Pas encore vendu, mais déjà international

Kfzteile24, c’est ce pure-player germanique qui, fort de ses 180 millions d’euros de CA et d'une belle réussite en moins de 20 ans outre-Rhin, est détenu par le fonds EQT Partners. Un fonds qui, il y a quelque temps, faisait le tour d’éventuels repreneurs dans plusieurs pays d’Europe pour voir s’il n’était pas temps de s’adjuger une belle plus-value (voir «La révélatrice mise en vente du site allemand KFZteile24»).

Mais peut-être aussi voulait-il juste se convaincre qu’il fallait donner à sa pépite allemande une stature internationale pour mieux encore la valoriser. Différer et développer pour plus gagner. Car s’il n’est apparemment toujours pas revendu, le site de vente de pièces en ligne s’est nettement mis en mouvement. Début 2018, il franchissait pour la première fois ses frontières en s’implantant dans l’Autriche voisine. Il s’est ensuite enhardi aux Pays-Bas en septembre, puis en France en novembre dernier. Son implantation polonaise est en cours et le Danemark constitue sa prochaine étape européenne assumée.

Se donner le temps d'apprendre le marché français
Romain Bridon, directeur France de Kfzteile24: «On ne peut pas commencer petit». Romain Bridon, directeur France de Kfzteile24: «On ne peut pas commencer petit».

Carpardoo vient donc d’officialiser sa naissance.
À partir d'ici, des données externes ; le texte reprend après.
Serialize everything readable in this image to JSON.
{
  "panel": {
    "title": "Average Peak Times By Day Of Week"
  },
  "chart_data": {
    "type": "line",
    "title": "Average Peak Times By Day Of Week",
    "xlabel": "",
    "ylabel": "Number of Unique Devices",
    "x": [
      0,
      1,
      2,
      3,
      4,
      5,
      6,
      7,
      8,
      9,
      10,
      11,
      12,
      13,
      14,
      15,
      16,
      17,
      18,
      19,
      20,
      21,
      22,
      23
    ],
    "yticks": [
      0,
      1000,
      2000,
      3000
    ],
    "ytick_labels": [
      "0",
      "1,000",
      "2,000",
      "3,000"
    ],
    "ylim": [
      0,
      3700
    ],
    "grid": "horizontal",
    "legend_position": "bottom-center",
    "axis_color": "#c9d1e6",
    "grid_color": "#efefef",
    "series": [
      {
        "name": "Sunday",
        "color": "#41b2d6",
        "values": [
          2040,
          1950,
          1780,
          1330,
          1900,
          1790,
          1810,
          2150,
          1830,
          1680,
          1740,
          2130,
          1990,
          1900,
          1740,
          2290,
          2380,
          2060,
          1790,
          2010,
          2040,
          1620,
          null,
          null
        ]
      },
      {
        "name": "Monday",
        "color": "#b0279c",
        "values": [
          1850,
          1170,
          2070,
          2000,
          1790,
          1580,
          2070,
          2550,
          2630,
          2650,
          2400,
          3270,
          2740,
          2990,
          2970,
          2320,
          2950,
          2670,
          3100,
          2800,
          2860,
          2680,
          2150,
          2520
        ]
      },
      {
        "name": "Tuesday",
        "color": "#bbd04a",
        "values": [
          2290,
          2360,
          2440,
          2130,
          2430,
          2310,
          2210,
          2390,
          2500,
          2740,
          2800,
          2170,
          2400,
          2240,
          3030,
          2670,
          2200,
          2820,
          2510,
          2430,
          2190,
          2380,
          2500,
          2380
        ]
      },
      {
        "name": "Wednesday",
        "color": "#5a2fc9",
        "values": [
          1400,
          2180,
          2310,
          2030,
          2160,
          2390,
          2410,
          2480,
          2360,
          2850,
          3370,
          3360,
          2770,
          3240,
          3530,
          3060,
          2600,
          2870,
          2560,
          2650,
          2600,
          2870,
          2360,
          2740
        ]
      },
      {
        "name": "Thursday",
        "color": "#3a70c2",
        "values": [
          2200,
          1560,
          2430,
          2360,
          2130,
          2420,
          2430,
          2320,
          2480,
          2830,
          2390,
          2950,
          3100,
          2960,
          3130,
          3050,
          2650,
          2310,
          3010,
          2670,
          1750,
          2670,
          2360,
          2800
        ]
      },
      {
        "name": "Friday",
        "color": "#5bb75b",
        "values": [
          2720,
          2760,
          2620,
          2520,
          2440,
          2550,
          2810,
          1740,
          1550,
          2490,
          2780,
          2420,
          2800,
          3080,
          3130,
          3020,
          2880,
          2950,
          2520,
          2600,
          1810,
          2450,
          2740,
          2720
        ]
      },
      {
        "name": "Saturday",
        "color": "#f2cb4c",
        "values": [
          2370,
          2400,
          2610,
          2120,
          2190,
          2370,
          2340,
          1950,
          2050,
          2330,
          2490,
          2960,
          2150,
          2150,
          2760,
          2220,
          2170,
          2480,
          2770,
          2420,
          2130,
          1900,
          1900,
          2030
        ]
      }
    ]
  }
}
Et avec une pragmatique logique toute germanique, nous démontre Romain Bridon, directeur France de Kfzteile24 GmbH. «Nous allons apprendre le marché français, ses règles et ses spécificités, au fil des mois, explique-t-il, en nous appuyant sur le million de références gérées par notre logistique basée en Allemagne». Parallèlement, le site approche et recrute de nouveaux équipementiers pour franciser au mieux les collections. «Nous complétons déjà nos gammes pour nous adapter toujours plus finement aux attentes des consommateurs français et de leur parc roulant constitué à 60% de véhicules PSA et Renault».

Revendiquer cette phase d'apprentissage est bien sûr une façon polie d’éclipser nos questions sur la stratégie envisagée, les moyens investis et les objectifs forcément volontaristes du tout jeune Carpardoo. «Laissez-nous 12 mois pour vous répondre, le temps d'avoir une vision complète des saisonnalités, de la bonne stratégie et du bon positionnement prix», évacue donc Romain Bridon.

Rester près de ses bases logistiques

Une chose est d'ores et déjà claire : Carpardoo ne veut pas rater son entrée en scène. A ce titre, le fait d’avoir choisi la France, les Pays-Bas, la Pologne et le Danemark n’est pas seulement une apparente façon de s’acclimater à des marchés du Nord, de l’Ouest et de l’Est européens pour mieux préparer une offensive plus largement continentale.

C'est d'abord pour l'heure une manière de s’appuyer sur sa rodée et performante logistique allemande. «Ce sont là des marchés limitrophes à l’Allemagne qui permettent d'utiliser nos compétences acquises sur notre marché natif», souligne Romain Bridon. En restant ainsi à portée de son rassurant schéma logistique, KfzTeile24 mise sur ses fondamentaux pour réussir au mieux ses nouvelles implantations.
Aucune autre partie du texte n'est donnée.